Prominent cryptocurrency analyst Willy Woo has provided a detailed breakdown of the structural factors contributing to the recent underperformance of altcoins compared to Bitcoin (BTC). According to Woo, the liquidation processes following the collapse of the FTX exchange created a unique market mechanic that effectively transferred potential gains from retail investors to institutional hedge funds. This cycle of selling and hedging has suppressed the valuation of various digital assets, leaving the broader altcoin market in a sluggish state throughout the 2023-2025 period.
Institutional Hedging and the Solana Impact
The core of the issue lies in how the FTX bankruptcy estate managed its recovered assets, particularly large tranches of Solana (SOL). The liquidation team sold locked tokens at a significant discount—often exceeding 60% of the market price—to specialized hedge funds through private legal agreements. To secure their profits, these funds immediately entered short positions on the futures market to hedge against price volatility.
- Hedge funds acquired locked assets at steep discounts via over-the-counter (OTC) deals.
- Gains were locked in by shorting futures contracts, creating constant downward pressure on spot prices.
- These market-neutral strategies yielded estimated risk-free returns of 70-80% for institutional players.
This mechanism essentially converted the "alpha" or outperformance potential of the projects into guaranteed yields for sophisticated financial entities, rather than allowing value to accrue to the tokens' circulating supply.

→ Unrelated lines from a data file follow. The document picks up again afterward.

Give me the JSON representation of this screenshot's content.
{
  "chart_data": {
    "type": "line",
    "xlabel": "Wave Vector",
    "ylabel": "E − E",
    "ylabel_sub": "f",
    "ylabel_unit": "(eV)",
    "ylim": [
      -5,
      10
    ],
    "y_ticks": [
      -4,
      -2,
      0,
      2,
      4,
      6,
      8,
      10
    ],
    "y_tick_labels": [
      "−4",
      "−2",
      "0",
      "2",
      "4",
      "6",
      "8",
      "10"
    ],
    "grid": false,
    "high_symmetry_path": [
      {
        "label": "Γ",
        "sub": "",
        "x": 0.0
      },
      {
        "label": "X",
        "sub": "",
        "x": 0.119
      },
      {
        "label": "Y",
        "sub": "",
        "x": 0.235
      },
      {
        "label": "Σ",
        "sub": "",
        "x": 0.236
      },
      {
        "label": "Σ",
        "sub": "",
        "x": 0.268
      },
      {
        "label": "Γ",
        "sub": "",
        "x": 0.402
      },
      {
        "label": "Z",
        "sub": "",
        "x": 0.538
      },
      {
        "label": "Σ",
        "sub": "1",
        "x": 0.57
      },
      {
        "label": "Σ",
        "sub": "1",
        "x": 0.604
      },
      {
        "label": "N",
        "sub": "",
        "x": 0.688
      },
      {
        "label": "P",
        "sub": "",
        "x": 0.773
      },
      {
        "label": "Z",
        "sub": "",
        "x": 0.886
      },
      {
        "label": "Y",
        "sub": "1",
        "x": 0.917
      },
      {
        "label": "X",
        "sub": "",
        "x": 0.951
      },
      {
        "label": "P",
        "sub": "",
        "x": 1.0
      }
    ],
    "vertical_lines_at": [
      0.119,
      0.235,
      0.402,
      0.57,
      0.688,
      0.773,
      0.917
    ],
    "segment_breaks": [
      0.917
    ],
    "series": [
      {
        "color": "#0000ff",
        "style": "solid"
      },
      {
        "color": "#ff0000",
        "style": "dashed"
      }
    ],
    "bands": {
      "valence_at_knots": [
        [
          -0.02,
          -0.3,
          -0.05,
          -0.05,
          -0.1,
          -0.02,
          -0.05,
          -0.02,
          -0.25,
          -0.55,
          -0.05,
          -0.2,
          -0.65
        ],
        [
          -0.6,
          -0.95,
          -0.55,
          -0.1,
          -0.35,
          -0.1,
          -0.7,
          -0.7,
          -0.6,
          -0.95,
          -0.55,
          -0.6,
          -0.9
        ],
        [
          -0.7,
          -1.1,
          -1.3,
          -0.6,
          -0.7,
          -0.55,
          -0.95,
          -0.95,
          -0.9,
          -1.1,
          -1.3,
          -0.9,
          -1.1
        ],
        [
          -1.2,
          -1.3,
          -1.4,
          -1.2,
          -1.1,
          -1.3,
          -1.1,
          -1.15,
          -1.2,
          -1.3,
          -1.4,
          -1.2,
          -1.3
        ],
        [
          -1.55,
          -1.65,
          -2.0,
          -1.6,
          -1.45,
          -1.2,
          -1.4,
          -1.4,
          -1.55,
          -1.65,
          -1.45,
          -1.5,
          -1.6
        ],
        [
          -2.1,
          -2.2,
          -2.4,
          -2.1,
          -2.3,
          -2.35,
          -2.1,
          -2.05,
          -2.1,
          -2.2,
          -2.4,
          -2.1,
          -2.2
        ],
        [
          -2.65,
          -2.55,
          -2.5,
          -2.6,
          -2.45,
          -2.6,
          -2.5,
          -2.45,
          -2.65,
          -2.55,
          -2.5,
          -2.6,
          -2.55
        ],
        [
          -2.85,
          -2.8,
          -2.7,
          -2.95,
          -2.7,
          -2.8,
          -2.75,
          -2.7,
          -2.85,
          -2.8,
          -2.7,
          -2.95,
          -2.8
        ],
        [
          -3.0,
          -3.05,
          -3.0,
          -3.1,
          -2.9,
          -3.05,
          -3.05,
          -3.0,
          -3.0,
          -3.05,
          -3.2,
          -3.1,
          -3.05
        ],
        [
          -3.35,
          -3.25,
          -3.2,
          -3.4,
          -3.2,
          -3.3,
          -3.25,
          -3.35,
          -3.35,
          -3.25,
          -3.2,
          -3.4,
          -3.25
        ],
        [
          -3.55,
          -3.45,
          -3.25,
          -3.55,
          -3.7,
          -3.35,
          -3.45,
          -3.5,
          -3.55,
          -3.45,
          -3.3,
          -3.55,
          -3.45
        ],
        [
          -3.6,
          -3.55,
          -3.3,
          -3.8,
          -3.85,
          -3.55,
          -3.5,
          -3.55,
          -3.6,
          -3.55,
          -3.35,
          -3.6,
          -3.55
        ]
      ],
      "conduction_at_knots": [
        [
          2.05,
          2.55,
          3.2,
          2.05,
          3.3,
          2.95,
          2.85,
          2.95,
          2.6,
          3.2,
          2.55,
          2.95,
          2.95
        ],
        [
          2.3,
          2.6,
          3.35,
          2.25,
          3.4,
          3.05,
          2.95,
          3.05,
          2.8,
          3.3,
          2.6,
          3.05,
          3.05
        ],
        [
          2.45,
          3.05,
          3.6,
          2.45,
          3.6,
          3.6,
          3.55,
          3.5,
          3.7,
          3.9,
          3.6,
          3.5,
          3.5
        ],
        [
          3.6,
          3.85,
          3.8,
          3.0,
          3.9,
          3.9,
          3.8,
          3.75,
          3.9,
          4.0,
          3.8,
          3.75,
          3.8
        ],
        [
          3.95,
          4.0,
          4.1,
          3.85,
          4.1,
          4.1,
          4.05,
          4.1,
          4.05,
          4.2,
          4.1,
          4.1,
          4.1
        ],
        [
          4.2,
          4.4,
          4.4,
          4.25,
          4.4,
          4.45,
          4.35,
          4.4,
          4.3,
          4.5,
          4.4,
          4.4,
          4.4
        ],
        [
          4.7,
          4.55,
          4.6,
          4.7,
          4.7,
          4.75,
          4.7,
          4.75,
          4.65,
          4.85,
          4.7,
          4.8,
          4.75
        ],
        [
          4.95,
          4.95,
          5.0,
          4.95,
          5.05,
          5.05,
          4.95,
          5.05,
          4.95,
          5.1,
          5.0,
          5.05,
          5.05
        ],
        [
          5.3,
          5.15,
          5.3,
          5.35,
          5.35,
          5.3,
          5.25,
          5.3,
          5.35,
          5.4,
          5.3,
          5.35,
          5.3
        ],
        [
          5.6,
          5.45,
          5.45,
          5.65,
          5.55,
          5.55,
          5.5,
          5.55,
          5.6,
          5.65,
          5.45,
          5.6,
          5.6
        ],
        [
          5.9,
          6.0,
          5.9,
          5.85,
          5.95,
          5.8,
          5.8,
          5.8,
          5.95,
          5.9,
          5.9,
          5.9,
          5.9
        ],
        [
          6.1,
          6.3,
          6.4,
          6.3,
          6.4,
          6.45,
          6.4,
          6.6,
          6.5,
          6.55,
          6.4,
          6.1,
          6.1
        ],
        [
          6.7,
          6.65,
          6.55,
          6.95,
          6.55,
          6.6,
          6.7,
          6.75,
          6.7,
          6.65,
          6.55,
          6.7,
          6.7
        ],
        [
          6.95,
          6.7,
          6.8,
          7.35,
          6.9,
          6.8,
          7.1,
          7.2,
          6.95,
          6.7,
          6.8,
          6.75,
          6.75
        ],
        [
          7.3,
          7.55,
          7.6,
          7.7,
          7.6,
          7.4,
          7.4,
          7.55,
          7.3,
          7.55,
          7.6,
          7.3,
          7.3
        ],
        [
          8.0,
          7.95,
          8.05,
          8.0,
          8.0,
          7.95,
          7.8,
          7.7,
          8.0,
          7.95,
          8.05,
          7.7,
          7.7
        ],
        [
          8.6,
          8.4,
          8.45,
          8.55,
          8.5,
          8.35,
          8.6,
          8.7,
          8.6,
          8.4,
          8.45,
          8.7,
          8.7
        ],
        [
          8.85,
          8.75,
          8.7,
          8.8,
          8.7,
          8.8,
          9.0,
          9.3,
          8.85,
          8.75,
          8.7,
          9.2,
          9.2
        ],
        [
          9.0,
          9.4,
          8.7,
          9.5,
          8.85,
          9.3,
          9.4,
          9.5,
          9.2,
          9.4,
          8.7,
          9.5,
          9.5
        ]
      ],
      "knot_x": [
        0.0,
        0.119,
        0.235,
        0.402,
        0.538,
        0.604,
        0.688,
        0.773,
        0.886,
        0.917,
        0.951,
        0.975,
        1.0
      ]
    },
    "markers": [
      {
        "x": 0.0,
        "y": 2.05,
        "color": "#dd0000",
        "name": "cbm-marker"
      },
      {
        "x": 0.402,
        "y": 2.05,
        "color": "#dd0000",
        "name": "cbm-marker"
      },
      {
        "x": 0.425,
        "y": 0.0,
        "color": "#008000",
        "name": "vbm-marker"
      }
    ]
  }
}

Broader Market Implications and the BTC Dominance
Woo noted that the trend extended beyond the FTX estate, as other project founders and foundations began selling locked tokens to hedge funds prematurely. This preemptive distribution allowed insiders and funds to offload risk into the futures market, further stifling price action for most crypto projects. While the altcoin market struggled under this weight, Bitcoin remained relatively insulated from these specific liquidation dynamics, leading to its continued dominance.
This led to sluggish performance for most crypto projects from 2023-2025, while BTC relatively outperformed. The selling pressure related to the next market cycle may have already been released in advance.
The analyst suggests that while this process has been painful for holders of alternative cryptocurrencies, it may have resulted in the "front-loading" of selling pressure. Consequently, the supply overhang that typically occurs during a bull market peak might have already been absorbed. For individual participants, Woo maintains a cautious outlook on the current cycle, suggesting that holding Bitcoin remains the most viable strategy given the current structural disadvantages facing smaller-cap assets.